Gelombang demi gelombang kerusakan menyebar. Di hadapan semua mata, Ye Chen berdiri tegak, kaki kanannya yang gelap melekat pada pedang hitam milik Mihawk.

Sementara Mihawk, dengan tangan miring menggenggam pedang hitam, wajahnya dingin dan kejam, bertabrakan hebat dengan kaki kanan Ye Chen.

“Hanya dari benturan saja sudah menghasilkan tekanan udara, inikah kekuatan Tuhan dan Hawk Eye?”

Seorang bajak laut yang terdorong oleh angin topan, berkeringat deras, menatap dua sosok di pusat pertarungan dengan penuh takjub.

“Tuhan bukankah selalu berada di markas angkatan laut? Kenapa begitu muncul langsung menargetkan Hawk Eye, Mihawk Joraquel, yang hadiahnya mencapai tiga ratus sembilan puluh juta?”

Gelombang besar terus menyebar, banyak bajak laut berdiri dari kejauhan menonton.

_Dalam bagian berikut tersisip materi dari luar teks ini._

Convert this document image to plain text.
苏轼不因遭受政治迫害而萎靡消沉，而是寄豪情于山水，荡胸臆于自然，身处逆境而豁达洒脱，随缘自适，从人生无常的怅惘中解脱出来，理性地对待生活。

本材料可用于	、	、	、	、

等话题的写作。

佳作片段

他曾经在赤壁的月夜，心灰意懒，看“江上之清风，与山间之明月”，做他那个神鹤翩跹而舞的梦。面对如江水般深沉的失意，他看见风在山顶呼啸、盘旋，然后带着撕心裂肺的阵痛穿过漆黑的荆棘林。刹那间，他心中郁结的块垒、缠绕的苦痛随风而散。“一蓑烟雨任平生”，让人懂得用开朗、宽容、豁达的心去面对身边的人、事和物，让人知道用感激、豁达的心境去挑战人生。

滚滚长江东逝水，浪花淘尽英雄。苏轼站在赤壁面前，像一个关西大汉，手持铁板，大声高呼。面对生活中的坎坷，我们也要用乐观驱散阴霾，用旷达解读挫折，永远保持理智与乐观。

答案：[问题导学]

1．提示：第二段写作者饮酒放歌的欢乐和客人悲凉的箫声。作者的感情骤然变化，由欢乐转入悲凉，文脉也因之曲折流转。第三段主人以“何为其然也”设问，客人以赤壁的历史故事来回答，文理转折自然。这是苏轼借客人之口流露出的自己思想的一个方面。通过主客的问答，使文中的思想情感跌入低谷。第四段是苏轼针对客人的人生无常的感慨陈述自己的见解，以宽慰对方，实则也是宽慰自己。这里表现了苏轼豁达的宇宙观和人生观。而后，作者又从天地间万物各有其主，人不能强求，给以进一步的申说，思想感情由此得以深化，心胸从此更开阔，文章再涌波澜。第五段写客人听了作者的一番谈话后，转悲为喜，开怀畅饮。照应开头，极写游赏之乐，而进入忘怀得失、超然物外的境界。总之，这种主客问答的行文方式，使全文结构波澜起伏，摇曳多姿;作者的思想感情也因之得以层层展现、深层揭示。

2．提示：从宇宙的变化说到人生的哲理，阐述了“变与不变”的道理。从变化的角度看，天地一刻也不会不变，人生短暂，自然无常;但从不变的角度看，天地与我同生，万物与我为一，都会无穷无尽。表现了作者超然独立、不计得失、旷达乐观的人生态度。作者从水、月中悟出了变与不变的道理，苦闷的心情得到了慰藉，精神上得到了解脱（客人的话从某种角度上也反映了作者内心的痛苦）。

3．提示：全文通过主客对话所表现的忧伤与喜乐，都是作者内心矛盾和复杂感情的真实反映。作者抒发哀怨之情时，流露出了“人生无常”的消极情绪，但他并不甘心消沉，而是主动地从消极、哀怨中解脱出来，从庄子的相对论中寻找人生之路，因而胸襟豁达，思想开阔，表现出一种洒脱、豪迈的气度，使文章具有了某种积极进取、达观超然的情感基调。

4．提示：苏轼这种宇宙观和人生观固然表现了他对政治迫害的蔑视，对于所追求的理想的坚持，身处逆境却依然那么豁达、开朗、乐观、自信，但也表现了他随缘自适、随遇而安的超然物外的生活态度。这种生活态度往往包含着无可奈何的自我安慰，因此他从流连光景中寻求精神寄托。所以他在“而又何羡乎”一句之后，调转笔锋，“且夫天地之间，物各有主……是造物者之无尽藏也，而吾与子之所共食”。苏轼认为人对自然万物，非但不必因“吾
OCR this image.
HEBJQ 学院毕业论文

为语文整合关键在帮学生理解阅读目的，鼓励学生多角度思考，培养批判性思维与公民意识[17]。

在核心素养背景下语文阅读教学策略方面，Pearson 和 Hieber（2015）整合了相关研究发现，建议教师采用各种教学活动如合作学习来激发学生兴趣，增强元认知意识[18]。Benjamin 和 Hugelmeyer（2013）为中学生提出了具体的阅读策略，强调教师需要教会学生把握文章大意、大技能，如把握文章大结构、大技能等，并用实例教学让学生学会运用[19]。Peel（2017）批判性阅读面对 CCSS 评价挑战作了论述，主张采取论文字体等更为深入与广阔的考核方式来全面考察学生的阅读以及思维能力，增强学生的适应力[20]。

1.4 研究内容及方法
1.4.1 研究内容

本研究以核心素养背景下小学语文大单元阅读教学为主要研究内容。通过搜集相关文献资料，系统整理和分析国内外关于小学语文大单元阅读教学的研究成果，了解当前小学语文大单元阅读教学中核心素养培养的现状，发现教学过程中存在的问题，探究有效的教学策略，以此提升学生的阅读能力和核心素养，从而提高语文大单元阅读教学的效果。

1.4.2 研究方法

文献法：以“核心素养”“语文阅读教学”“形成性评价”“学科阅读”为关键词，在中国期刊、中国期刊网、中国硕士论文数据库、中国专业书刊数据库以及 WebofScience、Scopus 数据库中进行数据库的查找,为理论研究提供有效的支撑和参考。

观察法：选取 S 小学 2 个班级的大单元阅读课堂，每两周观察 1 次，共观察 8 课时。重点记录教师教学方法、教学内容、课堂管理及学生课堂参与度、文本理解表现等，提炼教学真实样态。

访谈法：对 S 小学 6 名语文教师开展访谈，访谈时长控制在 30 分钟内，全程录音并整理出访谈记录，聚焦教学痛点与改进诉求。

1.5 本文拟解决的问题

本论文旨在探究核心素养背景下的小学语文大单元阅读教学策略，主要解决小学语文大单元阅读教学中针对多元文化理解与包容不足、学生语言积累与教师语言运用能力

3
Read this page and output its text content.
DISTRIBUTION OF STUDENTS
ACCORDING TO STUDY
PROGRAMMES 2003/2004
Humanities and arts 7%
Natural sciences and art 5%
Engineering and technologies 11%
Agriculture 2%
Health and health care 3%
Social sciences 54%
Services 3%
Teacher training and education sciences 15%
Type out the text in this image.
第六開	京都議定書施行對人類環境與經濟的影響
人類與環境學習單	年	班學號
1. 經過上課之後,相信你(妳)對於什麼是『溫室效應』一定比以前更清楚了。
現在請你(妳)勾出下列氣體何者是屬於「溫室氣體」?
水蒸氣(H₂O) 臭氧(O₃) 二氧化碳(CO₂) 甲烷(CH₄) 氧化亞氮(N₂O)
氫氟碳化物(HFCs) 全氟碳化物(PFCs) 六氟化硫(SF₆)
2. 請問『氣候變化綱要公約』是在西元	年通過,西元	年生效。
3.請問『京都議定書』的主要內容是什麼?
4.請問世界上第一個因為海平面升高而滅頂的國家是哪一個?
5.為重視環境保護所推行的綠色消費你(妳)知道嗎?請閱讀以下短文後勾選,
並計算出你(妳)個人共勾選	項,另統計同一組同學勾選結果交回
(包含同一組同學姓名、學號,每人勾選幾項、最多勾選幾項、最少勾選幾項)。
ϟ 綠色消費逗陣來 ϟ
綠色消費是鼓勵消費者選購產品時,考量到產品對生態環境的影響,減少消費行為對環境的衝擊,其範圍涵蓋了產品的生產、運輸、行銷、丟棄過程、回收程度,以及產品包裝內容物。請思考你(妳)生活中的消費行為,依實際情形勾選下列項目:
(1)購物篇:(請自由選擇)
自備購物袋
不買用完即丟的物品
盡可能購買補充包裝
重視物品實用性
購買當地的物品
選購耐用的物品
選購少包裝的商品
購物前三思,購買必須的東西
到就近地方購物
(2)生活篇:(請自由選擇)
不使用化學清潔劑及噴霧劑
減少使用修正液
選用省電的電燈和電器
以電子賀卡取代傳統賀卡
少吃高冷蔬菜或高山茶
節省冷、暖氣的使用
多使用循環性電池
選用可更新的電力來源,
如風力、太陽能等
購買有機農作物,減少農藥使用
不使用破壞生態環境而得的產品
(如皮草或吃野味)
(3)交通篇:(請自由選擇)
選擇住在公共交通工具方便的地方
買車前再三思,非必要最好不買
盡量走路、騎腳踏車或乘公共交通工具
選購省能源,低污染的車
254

“Entahlah, tapi ini pasti pertarungan seru. Banyak yang bilang dari empat monster angkatan laut, peringkat Tuhan di posisi terbawah, tapi sekarang sepertinya tidak begitu…”

“Empat monster angkatan laut itu, Sakazuki Sang Anjing Merah, Borsalino Sang Kera Kuning, Kuzan Sang Es, dan tentu saja Tuhan Ye Chen, semuanya benar-benar monster yang luar biasa.”

“Dia menghadapi pendekar pedang Mihawk, mungkinkah Tuhan bisa menang?”

“Haha, bagaimanapun juga, menonton pertarungan secara gratis, itu sudah tidak sia-sia.”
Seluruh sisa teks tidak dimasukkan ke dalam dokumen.